Fue algo tan rápido y tan inesperado, que ni Du Lingfei ni los tres guardias especiales, ni el joven pudieron siquiera reaccionar.
El movimiento de Bai Xiaochun fue rápido y con destreza, como si ya tuviera mucha práctica haciendo ese tipo de cosas, lo que era cierto, dado el número de veces que le había dado bofetadas así a un semidiós. Justo cuando se escuchó fuertemente el sonido de esa bofetada, todos voltearon a verlo asombrados.
Du Lingfei quedó boquiabierta y el joven que acababa de ser interrumpido en medio de su frase se quedó viendo a Bai Xiaochun con una mirada atónita. Jamás se le hubiera siquiera pasado por la cabeza que Bai Xiaochun haría algo así, ni que podría hacerlo con tanta destreza.
Para este joven, era un conjunto de circunstancias únicas. Su velocidad de reacción estaba más lenta de lo normal, por lo que esa bofetada le dio de lleno a la perfección…

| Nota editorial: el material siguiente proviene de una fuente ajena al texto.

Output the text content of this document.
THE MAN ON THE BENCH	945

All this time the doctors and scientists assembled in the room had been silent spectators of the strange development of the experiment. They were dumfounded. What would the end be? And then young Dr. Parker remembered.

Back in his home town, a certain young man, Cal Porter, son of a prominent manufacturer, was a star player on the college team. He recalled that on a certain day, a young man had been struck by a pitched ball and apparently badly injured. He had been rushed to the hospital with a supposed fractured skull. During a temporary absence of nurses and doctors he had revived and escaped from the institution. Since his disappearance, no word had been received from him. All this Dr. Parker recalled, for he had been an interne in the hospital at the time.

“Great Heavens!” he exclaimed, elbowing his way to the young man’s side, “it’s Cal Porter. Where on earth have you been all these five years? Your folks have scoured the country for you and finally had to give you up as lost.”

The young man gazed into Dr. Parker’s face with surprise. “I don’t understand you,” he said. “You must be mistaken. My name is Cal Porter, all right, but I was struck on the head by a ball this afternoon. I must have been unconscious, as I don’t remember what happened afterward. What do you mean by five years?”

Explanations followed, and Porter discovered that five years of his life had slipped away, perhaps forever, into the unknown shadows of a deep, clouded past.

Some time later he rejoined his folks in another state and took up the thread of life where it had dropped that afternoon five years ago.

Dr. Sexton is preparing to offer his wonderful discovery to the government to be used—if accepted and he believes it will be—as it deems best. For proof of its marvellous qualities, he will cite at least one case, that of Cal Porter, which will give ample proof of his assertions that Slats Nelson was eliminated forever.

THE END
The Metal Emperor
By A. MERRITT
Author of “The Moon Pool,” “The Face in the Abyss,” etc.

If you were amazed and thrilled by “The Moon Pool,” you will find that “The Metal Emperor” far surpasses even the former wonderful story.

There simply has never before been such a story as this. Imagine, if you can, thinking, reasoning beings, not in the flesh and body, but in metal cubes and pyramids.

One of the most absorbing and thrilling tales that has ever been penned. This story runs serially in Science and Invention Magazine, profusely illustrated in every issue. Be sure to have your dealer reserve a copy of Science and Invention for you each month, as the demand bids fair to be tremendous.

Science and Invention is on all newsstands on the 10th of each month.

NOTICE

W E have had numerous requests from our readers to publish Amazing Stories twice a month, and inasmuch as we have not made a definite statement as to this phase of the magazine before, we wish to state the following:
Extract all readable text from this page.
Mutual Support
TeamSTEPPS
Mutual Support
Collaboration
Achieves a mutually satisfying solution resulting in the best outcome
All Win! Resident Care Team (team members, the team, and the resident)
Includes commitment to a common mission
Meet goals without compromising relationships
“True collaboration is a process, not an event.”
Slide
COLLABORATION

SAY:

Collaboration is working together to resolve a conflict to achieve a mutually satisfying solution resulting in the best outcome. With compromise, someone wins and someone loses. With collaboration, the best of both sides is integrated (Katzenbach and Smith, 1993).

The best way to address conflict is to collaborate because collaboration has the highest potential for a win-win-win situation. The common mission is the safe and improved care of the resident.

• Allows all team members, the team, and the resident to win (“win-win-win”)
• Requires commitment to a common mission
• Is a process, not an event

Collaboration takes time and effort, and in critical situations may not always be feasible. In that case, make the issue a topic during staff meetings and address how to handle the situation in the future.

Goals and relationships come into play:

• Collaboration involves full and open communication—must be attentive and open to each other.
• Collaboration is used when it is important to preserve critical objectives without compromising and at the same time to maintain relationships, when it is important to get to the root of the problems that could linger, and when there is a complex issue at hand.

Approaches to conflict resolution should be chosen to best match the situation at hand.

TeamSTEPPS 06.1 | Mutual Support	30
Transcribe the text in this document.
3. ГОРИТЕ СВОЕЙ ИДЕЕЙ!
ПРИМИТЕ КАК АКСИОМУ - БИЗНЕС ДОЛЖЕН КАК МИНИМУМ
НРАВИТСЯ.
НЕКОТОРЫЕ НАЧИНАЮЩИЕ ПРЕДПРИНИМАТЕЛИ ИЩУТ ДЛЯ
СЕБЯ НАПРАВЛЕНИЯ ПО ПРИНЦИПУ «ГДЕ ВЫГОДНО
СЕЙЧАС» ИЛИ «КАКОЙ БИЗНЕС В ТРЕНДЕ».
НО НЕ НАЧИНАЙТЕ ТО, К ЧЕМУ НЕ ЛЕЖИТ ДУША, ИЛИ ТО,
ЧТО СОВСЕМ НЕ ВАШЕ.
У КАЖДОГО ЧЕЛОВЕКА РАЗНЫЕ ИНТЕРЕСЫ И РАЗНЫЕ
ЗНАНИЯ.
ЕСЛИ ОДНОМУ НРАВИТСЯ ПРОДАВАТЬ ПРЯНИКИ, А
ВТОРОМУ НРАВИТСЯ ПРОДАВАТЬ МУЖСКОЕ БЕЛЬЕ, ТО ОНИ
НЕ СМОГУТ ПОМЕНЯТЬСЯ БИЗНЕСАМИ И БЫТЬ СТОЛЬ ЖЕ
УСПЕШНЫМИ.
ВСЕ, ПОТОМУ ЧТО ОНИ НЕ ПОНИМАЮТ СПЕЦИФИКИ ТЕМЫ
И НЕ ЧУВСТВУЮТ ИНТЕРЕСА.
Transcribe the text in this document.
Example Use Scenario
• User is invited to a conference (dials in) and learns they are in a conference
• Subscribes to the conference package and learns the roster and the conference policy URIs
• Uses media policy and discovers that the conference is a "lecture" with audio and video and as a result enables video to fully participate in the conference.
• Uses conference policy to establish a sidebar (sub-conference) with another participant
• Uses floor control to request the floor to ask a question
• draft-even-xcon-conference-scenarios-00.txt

—¡Jajaja! ¿Todavía vas a pretender que no eres el Pequeño Fei? ¡Bajo cualquier circunstancia podría reconocer la sensación de darte una bofetada en cualquier! ¡Soy yo Pequeño Fei! ¡Xiaochun! Somos buenos amigos, ¿¡recuerdas!? —Aunque Bai Xiaochun mantuvo la expresión encantada en su cara, por dentro estaba impactado. Aunque su bofetada había asestado de lleno como esperaba, jamás se hubiera imaginado… que le dolería tanto la mano.
—Este tipo no puede ser un cultivador en el Alma Naciente, —pensó—. ¿¡Y de qué diablos está hecha su cabeza!?
A estas alturas, el joven estaba empezando a quedarse sin aliento y miraba a Bai Xiaochun con una frialdad gélida. También parecía estar empezando a aparecer una presión impresionante que no podía controlar.
Du Lingfei palideció por completo. Sujetó al joven por el brazo y empezó a alejarlo.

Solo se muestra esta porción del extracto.